Distinguishing what makes an alert a useful and meaningful signal can sometimes be tricky, but here are a few tips:

An alert must be actionable.
- If you aren’t sure whether something qualifies for alerting, ask someone else what they would do if they received the alert.
- Since alerts should be actionable, if they can’t tell you what they would do to address the alert, it might not be a valuable alert.
As a rule of thumb, when a system has crossed into its yellow or red states (see Dashboards and Stoplights), a signal should be raised.
- However, there must be a “cooldown” on this signal to prevent it from over-alerting when the system rapidly cycles between states.
Alerts should usually be based on metrics.
- Specifically, a good signal is when an important metric is deviating significantly from its steady state.
- Example: a queue-based message processing application has items in the queue, but its throughput is 0 over the most recent window of time.
Alerts should contain the right information needed to convey the impact.
- In other words, you should strive to make the alert self-explanatory, without needing to dig in further to understand the problem.
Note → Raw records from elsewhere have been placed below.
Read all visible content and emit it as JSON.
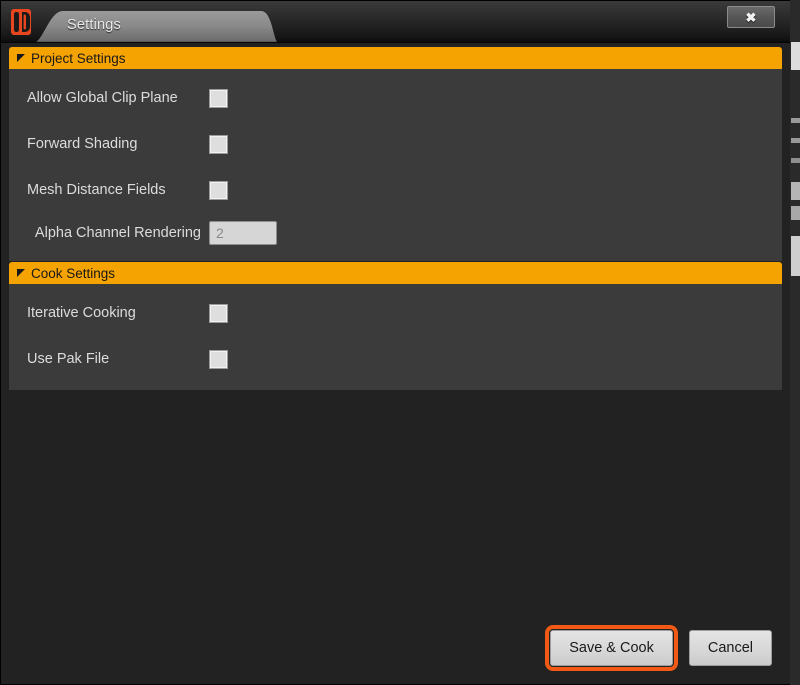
{
  "window": {
    "logo_icon": "unreal-engine-logo-icon",
    "close_label": "✖"
  },
  "tabs": [
    {
      "label": "Settings",
      "active": true
    }
  ],
  "groups": [
    {
      "title": "Project Settings",
      "collapse_icon": "triangle-expanded-icon",
      "rows": [
        {
          "label": "Allow Global Clip Plane",
          "control": "checkbox",
          "checked": false
        },
        {
          "label": "Forward Shading",
          "control": "checkbox",
          "checked": false
        },
        {
          "label": "Mesh Distance Fields",
          "control": "checkbox",
          "checked": false
        },
        {
          "label": "Alpha Channel Rendering",
          "control": "text",
          "value": "2"
        }
      ]
    },
    {
      "title": "Cook Settings",
      "collapse_icon": "triangle-expanded-icon",
      "rows": [
        {
          "label": "Iterative Cooking",
          "control": "checkbox",
          "checked": false
        },
        {
          "label": "Use Pak File",
          "control": "checkbox",
          "checked": false
        }
      ]
    }
  ],
  "footer": {
    "save_label": "Save & Cook",
    "cancel_label": "Cancel"
  },
  "colors": {
    "accent_orange": "#F5A300",
    "focus_orange": "#F05A14",
    "panel_bg": "#3B3B3B",
    "window_bg": "#222222",
    "label_text": "#DCDCDC"
  }
}
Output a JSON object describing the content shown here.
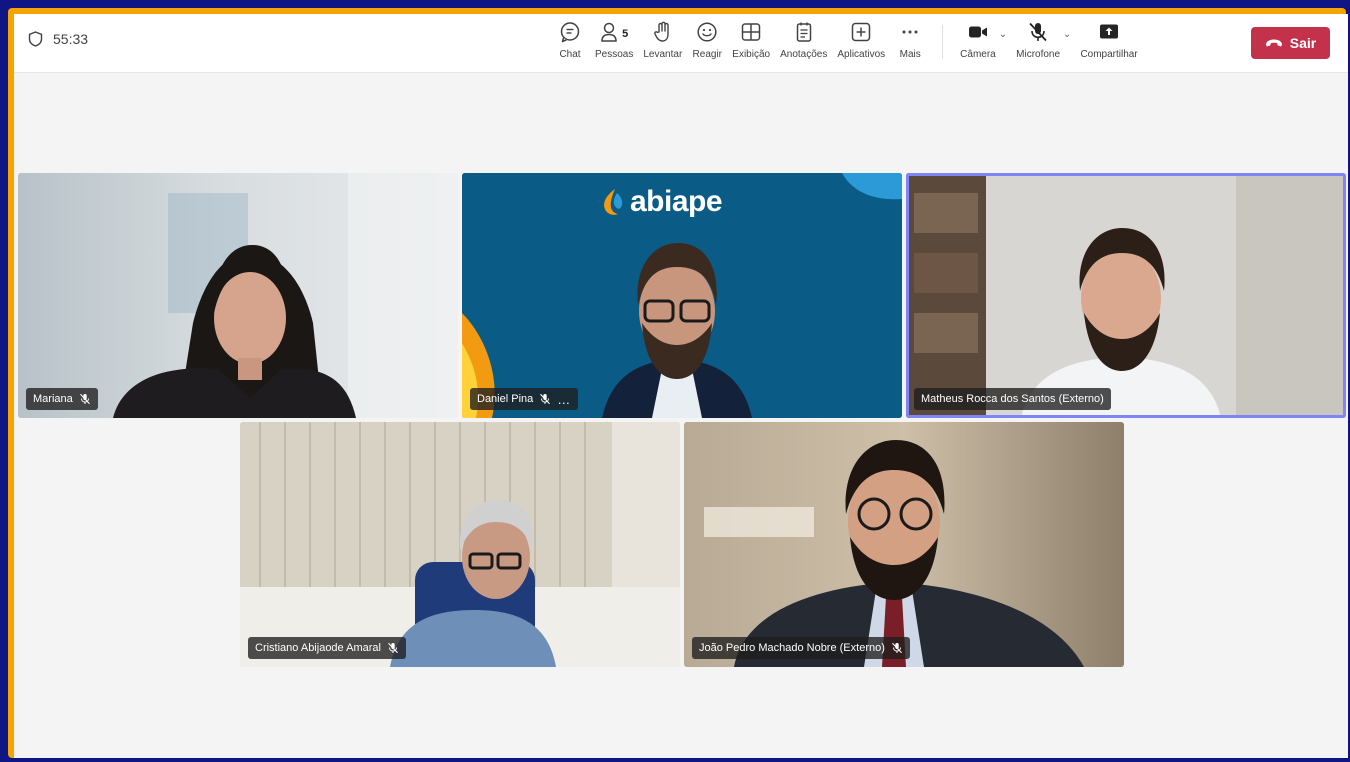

Some examples:
- Spline reticulator reticulated 100 splines
  - This is only a useful alert if you happen to know that 100 is too many splines.
- Spline reticulator reticulated 100 splines which exceeds the threshold of 25.
  - This is better. It indicates:
    1. The reticulation exceeded a threshold, which is why there was an alert.
    2. The magnitude of the excess was 100 vs. 25–a potential indicator of severity or urgency.
- Spline reticulator reticulated 100 splines which exceeds the threshold of 25. This often indicates that the foo map is too complex or that the bar graph has too many baz nodes.
  - This is even better. However, this much insight won’t always be achievable or even desirable depending on the source of the alerts.
- Just as important as the metric information is some ability to correlate the alert to the system(s) it’s based on.
Ensure alerts are making it to the right people without that list going stale.
- An alert could be perfect, concise, and informative, but if it doesn’t end up in the right places, it might as well not exist.
- This often means making sure alerts are going to places abstracted from individual people. For example, alerting into a team-wide or division-wide Slack channel or emailing alerts to a distribution group that represents the concerned parties helps ensure that the right people see them no matter who may come and go within the company.
Don’t be afraid to lean on alerting frameworks for help.
- Getting the right quantity and quality from your alerts can be tough. These are solved problems; there’s no reason to bang your head against the wall.
- Grafana, for example, has a decent alerting rules engine built-in which is able to directly pull metrics from time-series databases like InfluxDB.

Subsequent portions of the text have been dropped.